That activity in eight states led to media coverage, a plus for the group, the American Coalition for Clean Coal Electricity, or ACCCE. "Likely members of Congress would have seen those stories and read those stories and seen there was support for coal," said Lisa Camooso Miller, an ACCCE spokeswoman. The effort came just before the Senate was due to return from its August break and consider climate legislation that is likely to have a profound effect on coal.
But none of the money ACCCE spent on that August effort is reflected in the lobbying report it filed with Congress, detailing spending in July, August and September. The report also fails to capture what ACCCE spent on television advertisements featuring "real people" talking about the importance of coal as a source of low-cost electricity in their lives.
The $302,700 that ACCCE told Congress it spent on lobbying in the third quarter does not include the summer spending, the group said, because by law it is not obligated to disclose it. Congress allows groups that file lobbying reports to choose from three formats for totaling their spending. One is a narrower disclosure as defined by Congress. The other two, defined by the Internal Revenue Service, use a far broader definition for lobbying.
ACCCE -- along with groups that include the American Petroleum Institute, the American Wind Energy Association and the Solar Energy Industries Association -- uses the format that excludes grass-roots activity, leaves out most advertising spending and does not show money spent on state and local lobbying.
ACCCE and the other trade groups say they are following the law and that they fully reveal all lobbying expenses to the IRS.
While grass-roots activities "might be influencing Congress," said Ronald Jacobs, an attorney with Venable LLP who works for ACCCE, "on the other hand, it's not captured in the definition of lobbying disclosures, so it's not reported."
But government watchdogs find the uneven disclosure in filing to Congress troubling, especially as more groups use grass-roots work, advertising and community-based efforts to sway lawmakers' votes.
"The stakes are too high," said Tyson Slocum, director of the energy program at Public Citizen. "On every major issue, you see sophisticated efforts to sway the debate one way or another.
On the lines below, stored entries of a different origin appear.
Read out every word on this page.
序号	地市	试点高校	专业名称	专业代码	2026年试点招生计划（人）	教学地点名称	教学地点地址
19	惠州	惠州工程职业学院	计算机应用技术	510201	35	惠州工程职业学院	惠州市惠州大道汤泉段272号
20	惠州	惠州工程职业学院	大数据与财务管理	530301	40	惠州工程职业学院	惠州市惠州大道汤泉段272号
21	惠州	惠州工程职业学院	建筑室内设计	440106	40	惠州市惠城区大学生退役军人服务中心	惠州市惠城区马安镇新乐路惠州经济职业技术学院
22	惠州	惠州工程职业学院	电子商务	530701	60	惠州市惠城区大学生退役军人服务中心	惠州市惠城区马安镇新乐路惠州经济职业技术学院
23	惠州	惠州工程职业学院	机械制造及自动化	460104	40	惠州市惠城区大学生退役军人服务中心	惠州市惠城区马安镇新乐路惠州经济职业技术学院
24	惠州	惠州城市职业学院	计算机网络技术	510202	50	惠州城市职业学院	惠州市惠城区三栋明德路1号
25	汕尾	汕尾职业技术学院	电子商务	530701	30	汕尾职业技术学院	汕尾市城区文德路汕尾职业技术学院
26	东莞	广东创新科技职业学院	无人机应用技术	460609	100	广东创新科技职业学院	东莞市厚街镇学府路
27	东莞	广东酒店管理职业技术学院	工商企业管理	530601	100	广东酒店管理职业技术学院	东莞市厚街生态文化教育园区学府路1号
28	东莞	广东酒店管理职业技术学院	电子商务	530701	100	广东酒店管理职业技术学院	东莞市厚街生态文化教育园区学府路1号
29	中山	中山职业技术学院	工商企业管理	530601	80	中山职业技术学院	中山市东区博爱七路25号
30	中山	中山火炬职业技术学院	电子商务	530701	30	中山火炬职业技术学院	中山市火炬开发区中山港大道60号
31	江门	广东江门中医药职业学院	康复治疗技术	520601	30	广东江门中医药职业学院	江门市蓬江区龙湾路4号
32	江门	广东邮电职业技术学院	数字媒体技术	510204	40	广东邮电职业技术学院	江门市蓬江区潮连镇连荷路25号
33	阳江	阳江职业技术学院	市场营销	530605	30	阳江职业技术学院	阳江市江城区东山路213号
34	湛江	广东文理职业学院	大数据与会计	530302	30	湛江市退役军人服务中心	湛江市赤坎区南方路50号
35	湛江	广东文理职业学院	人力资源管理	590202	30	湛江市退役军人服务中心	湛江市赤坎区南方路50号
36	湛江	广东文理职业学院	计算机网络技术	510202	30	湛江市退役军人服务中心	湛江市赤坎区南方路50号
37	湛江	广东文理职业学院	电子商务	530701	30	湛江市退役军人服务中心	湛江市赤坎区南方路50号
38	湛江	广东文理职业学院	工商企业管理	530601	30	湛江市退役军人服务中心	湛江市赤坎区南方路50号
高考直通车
The outside D.C. grass-roots activity, that sometimes is having the most influence on swinging the public debate."
"Everything hinges on the impact that these grass-roots or AstroTurf campaigns have," Slocum added, "so it's really significant."
Because Congress allows different filing methods, Slocum said it is impossible to compare companies and trade groups and see which ones carry the biggest lobbying wallets. (Public Citizen, which does some lobbying, files under the same method as ACCCE and those others. In the third quarter, it reported $50,000 in lobbying. Slocum said the group does not do state lobbying and does very little grass-roots activity.)
ACCCE reports lobbying as it is required under the federal law as written by Congress, spokeswoman Miller said.
"We didn't write the law," Miller said. "Certainly, the IRS has defined it one way and the Lobbying Disclosure Act [passed by Congress] defines it another."
"We work every day to ensure that we comply with the rules as they are written," Miller added.
Concerns about how lobbying expenditures are reported comes as the House Select Committee on Energy Independence and Global Warming investigates whether ACCCE failed to properly disclose all of its lobbying spending.
Committee Chairman Ed Markey (D-Mass.) asked the trade group whether its lobbying reports should include money paid to the Hawthorn Group, a public relations firm, according to a document viewed by E&E. ACCCE paid the Hawthorn Group, among other things, to coordinate an effort to stop the House climate bill from passing. The committee already is investigating ACCCE for its ties to a subcontractor that in June sent forged letters to House members urging them to vote against climate legislation.